The Financial Services Authority (FSA) is seeking three `grey panthers' to prowl the insurance industry looking for early signs of malpractice and financial crisis.

According to an FSA spokesman, one position had already been filled by Martin Roberts, who was recently replaced as director of insurance regulation by David Gittings, the former head of regulation at Lloyd's.

On 1 April, Roberts takes up a new part-time role as senior adviser on insurance regulation, focusing on the international market.

The spokesman said two other "senior figures" in the industry were being sought for part-time positions to advise the FSA.

So-called grey panthers have been active in the banking side of the FSA for a few years now.

"The job would be very much based on an informal role where the adviser would use his or her long-standing experience, contacts and industry expertise to help the FSA understand the marketplace better," said the spokesman.

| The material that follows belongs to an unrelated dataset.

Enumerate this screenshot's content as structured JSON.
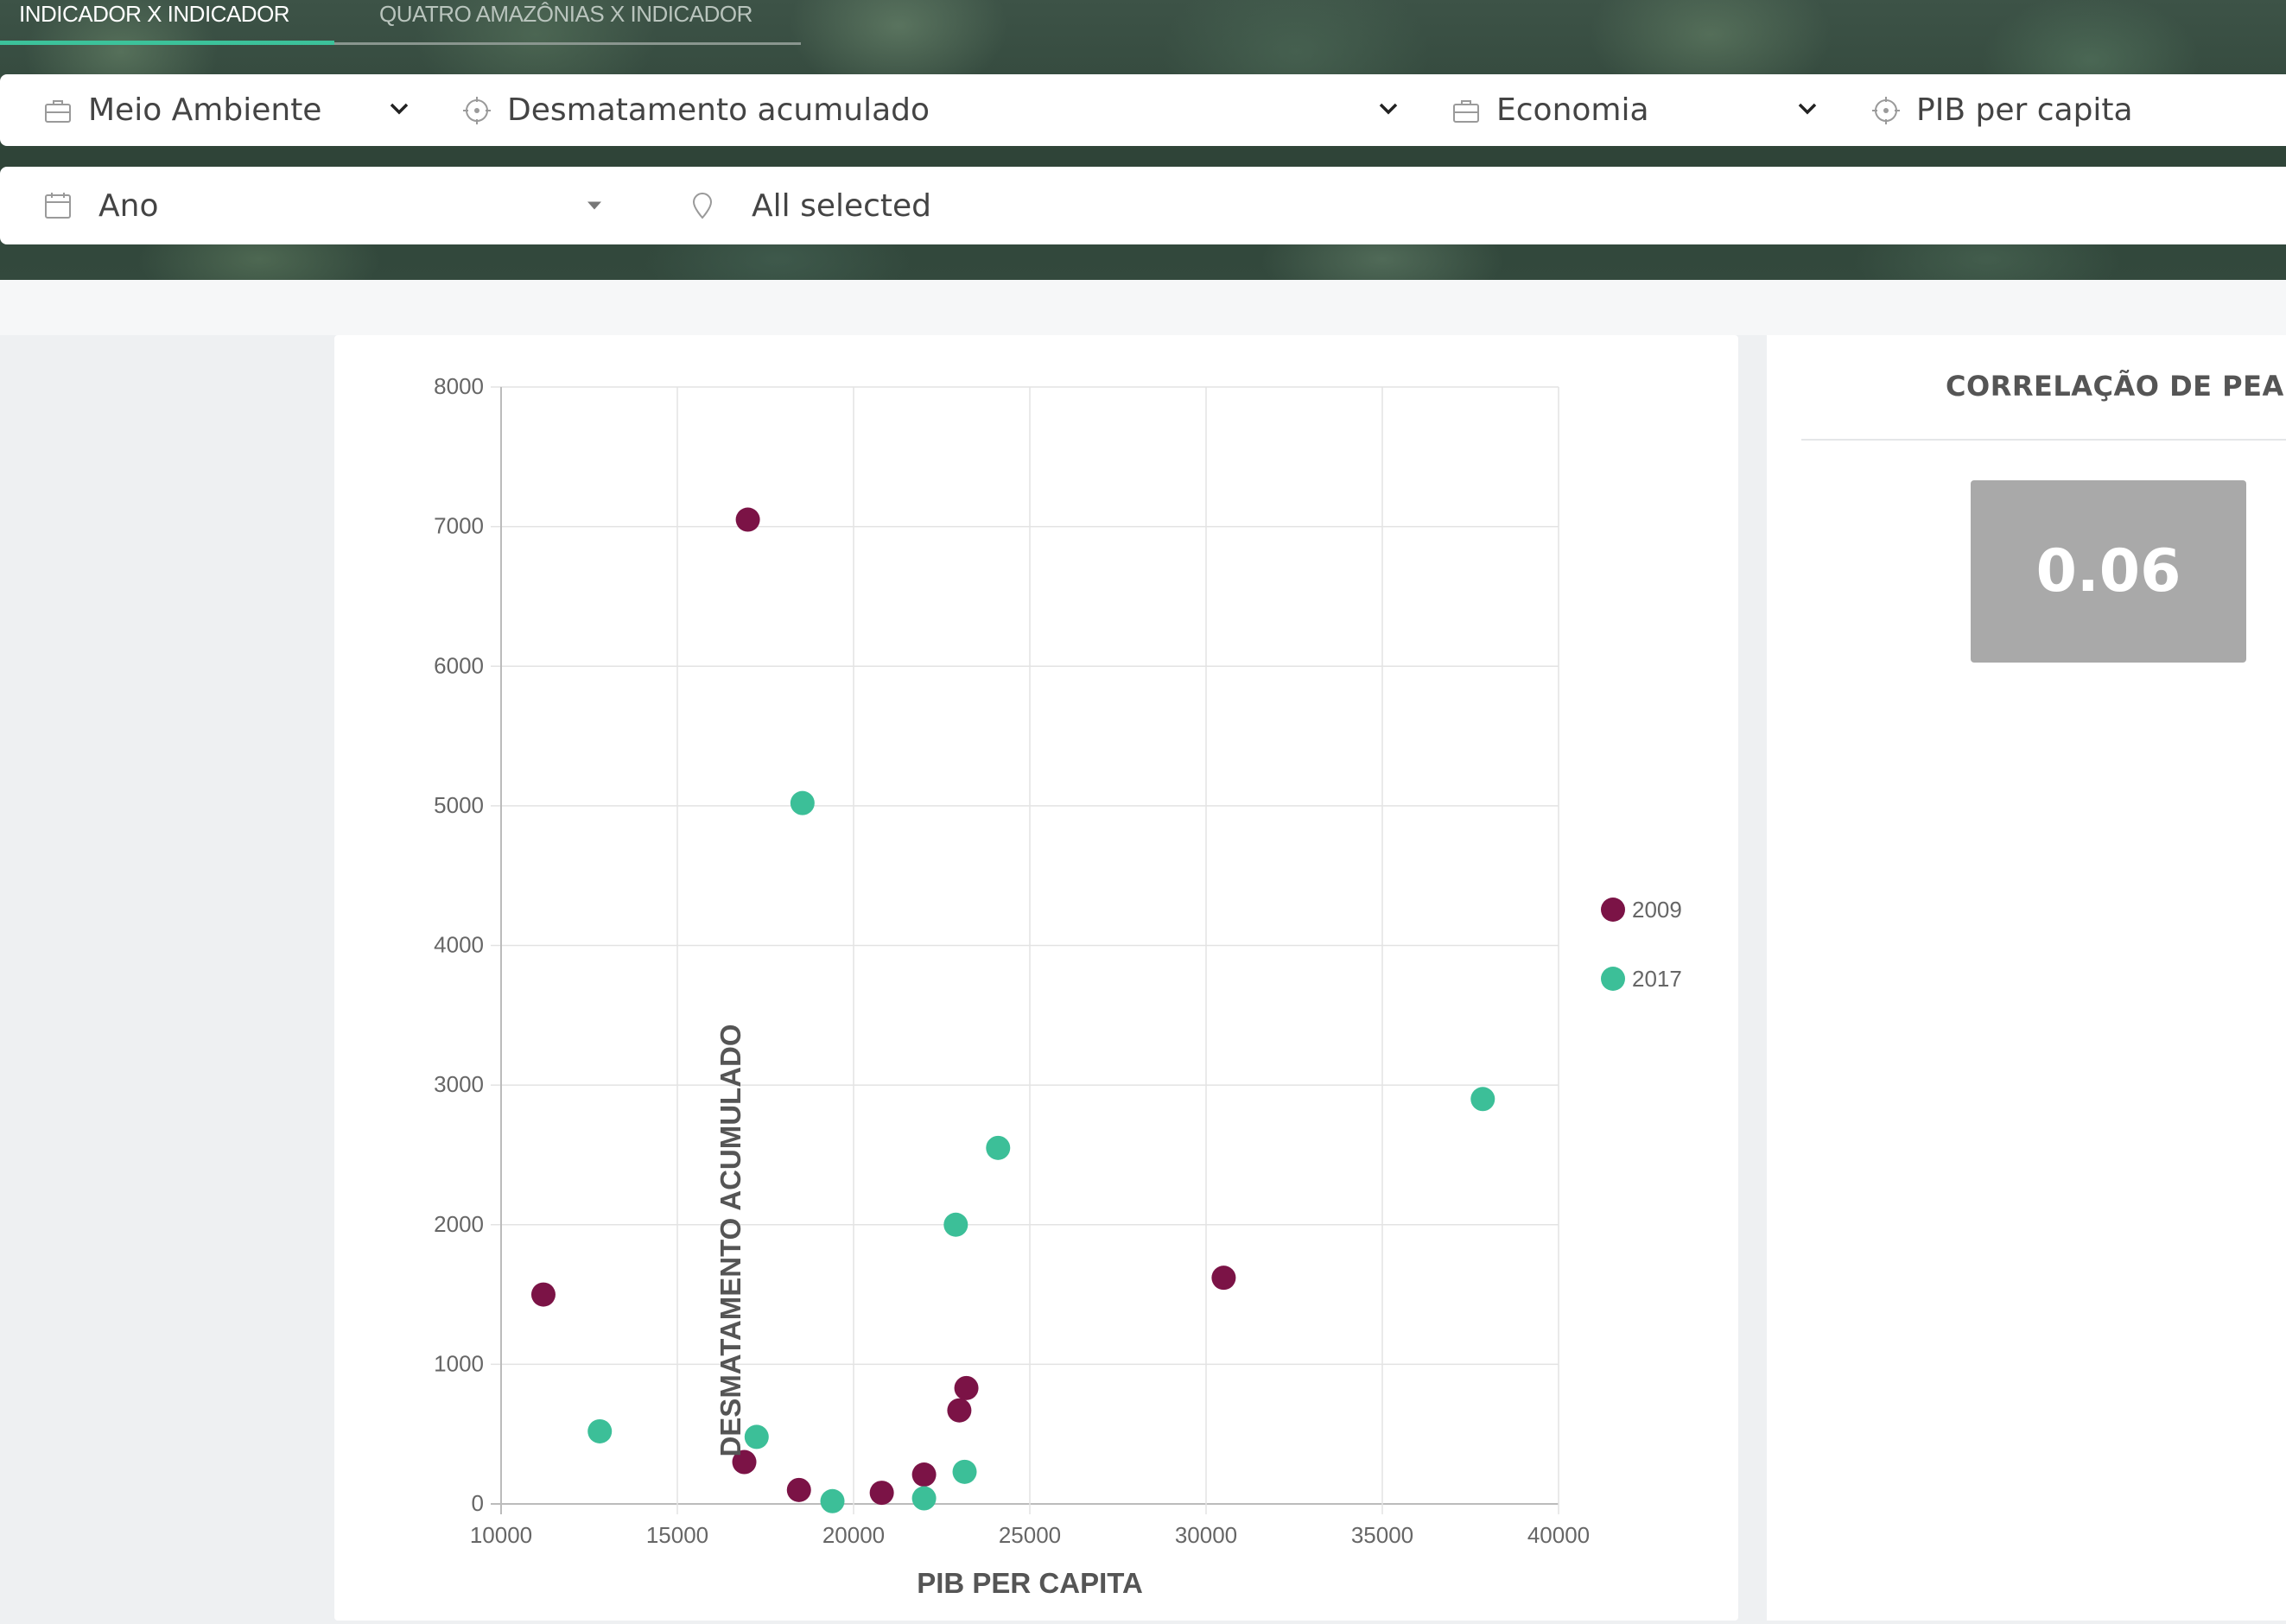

The two figures could be recruited by the end of the month, he added.

Such a short timescale to find senior executives without links to major insurers did not leave the FSA with many options, said one leading insurer.

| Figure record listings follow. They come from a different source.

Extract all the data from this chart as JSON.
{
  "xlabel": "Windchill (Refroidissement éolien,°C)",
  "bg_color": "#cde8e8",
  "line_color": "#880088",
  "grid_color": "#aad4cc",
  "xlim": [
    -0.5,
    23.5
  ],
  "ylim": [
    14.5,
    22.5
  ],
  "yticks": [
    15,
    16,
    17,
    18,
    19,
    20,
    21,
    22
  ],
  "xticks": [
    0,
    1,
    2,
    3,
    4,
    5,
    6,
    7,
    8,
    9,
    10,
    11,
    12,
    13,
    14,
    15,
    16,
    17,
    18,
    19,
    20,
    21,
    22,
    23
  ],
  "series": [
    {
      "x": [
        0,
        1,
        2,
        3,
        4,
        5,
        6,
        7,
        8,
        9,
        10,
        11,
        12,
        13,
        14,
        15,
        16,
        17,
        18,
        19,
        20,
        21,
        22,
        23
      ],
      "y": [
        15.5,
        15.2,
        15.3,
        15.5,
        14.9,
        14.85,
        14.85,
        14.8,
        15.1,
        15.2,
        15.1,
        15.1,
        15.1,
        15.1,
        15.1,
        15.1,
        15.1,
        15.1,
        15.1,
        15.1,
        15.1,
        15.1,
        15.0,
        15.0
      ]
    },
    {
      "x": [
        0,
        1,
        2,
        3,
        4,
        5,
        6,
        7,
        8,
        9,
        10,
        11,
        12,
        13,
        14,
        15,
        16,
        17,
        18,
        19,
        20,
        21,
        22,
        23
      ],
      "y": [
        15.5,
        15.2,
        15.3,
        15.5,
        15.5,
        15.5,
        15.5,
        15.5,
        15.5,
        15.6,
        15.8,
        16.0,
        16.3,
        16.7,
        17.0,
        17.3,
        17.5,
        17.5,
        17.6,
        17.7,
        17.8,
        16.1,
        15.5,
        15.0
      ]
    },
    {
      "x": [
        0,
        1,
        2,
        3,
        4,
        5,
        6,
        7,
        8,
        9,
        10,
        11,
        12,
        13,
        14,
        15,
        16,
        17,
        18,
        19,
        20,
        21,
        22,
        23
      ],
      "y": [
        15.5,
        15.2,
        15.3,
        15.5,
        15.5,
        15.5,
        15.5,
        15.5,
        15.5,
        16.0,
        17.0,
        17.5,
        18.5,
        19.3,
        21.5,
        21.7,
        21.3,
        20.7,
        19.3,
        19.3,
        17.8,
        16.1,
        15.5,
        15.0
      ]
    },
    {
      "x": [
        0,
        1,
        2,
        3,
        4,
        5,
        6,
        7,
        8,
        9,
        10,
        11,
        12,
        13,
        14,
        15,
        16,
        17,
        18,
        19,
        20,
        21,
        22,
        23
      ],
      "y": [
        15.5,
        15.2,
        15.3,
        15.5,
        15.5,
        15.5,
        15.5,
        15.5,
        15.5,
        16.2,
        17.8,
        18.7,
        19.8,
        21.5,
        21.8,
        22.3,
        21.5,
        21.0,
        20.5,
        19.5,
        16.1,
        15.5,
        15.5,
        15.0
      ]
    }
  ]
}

"Finding someone from a major insurer who has severed all ties with his old employer is going to be difficult. There is a massive conflict of interest if the person has not left the company for good.

"It will probably have to be someone from the industry because, though Roberts knows a lot about regulation, his experience in the field is limited," he said.

Grey panthers have played a key role in the banking industry since the Barings collapse, acting as respected watchdogs to monitor the industry for impropriety, but also to keep an open dialogue between the regulator and the industry itself.

One senior broker told Insurance Times it was "about time the FSA took pro-active action" but worried that if the person were too senior he could be open to the charge of cronyism.

"Say a Tony Lancaster were to take the position. Would he be too involved with the big players and his old colleagues to take an objective view of the situation?" said the broker.

He added that the role should be about "exposing the cowboys rather than kicking the industry in the balls".

However, insurance training expert Robin Wood, welcomed the move: "I think it's a brilliant idea, absolutely spot on. The FSA seems to understand the industry much more now and it understands that it needs people who have the nous to get under the skin of the industry and not to just analyse what's on the surface.

"I also think it can genuinely achieve what it has set out to do, namely improve the industry for the public and finally eradicate some of those practitioners who have less integrity than others," he added.

Though the position would be senior, it could be from any sector of the industry. Wood said an ex-loss adjuster "who has seen things go wrong over and over again" would be ideal.

Asked whether the person should have a compliance background, the FSA spokesman said the recruitment agenda was being kept "as wide as possible".

A spokesman for the Association of British Insurers (ABI) said: "It is important that none of the inventions is seen as a way of catching people out, and that the industry can operate and function freely.

"Provided the action is proportionate to the offence, then we welcome this move."

In a separate development, the FSA also confirmed it was establishing a new director's position to oversee intermediaries.

The new `director of high street firms' will work alongside David Kenmir, director of authorisation, and report to John Tiner.

The position will regulate both mortgage and general insurance brokers, though the FSA has not set a definite timetable for recruitment.

"We cannot say as yet what scope the new director will have in relation to regulating small firms and their prudential health, because we have to wait for the Treasury to give us its final approval on the Tiner project.

"We are looking for both external and internal candidates over the coming months," said the FSA spokesman.